Longtime Magruder Coach Dan Harwood is shown during a February 13 game against Paint Branch. (Katherine Frey/THE WASHINGTON POST)

Last season, the Magruder boys’ basketball team lost a total of three games — one of them in the Maryland 4A state championship — by a combined 13 points.

Three games into this season, short their top six scorers from the state runner-up squad, the Colonels had lost three games by a combined 60 points. For Montgomery County staple and longtime Magruder Coach Dan Harwood, that translated to frequent hair tearing, vigorous bench pacing, and high-decibel cross-court instructing early in the season.

“I’m not always the most patient person,” Harwood said with a laugh. “I’m really working on it. I’ve only been coaching 32 years and a head coach for 28 years so I’m still working on getting better, being more patient, and remaining positive through our mistakes. Sometimes I’m successful with it, sometimes I’m not.”

Despite returning just two players — junior forward Joe Hugley and senior forward Josiah Jones — with any notable varsity experience, Harwood didn’t have to wait long to see a turnaround materialize. Magruder (8-6, 6-1 Montgomery County 4A West) has won eight of its last 11 games and is a game behind Gaithersburg in the Montgomery 4A West division.

“I coached more in three weeks of this season than I coached probably the past three years,” Harwood said. “It’s been hard, teaching the kids we like to play at Magruder: giving that constant effort and with ball movement, it just doesn’t come overnight. But I’m excited because we’re making progress.”

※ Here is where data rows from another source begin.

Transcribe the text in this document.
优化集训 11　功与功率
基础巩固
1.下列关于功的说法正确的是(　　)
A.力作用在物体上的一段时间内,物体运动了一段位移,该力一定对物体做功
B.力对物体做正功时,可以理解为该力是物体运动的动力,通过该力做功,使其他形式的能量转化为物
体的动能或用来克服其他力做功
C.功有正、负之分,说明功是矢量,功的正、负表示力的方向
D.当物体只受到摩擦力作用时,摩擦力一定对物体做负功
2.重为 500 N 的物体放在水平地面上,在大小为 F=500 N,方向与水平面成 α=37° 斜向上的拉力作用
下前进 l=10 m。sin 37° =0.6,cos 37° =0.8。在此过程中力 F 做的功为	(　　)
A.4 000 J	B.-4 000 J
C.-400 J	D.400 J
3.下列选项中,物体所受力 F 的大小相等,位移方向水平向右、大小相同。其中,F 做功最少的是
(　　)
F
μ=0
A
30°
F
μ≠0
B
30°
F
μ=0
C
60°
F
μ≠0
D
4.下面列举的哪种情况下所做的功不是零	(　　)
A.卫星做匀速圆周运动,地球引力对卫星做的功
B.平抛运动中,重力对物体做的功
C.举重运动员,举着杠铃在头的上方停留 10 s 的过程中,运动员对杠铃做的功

Ball movement is the staple of Harwood’s approach, one that he says needs chemistry, trust and experience to translate to winning basketball. Coming into the season, his team lacked all three. Lately, he’s seen his offense round into pass-heavy form, particularly in the Colonels’ 71-58 win over Wootton on Friday night in which they tallied 19 assists on 26 baskets.

“When we play as a team and hit the open man, hit the hot man, that’s when we win. The ball movement’s gotten a lot better,” said the 6-foot-6 Hugley, an emerging nightly double-double threat. “Ball movement’s just chemistry, and we’re starting to come together better and get to know [our] roles.”

When the Colonels make the extra pass as Harwood hopes, Hugley said, the difference in scoring potential between this season’s personnel and last year’s diminishes.

“Anybody on our team can score 20 a night,” Hugley said. “Scoring’s not a problem because if you move the ball well, the ball will find the open man, and since anyone on our team can score, it doesn’t matter who has the ball.”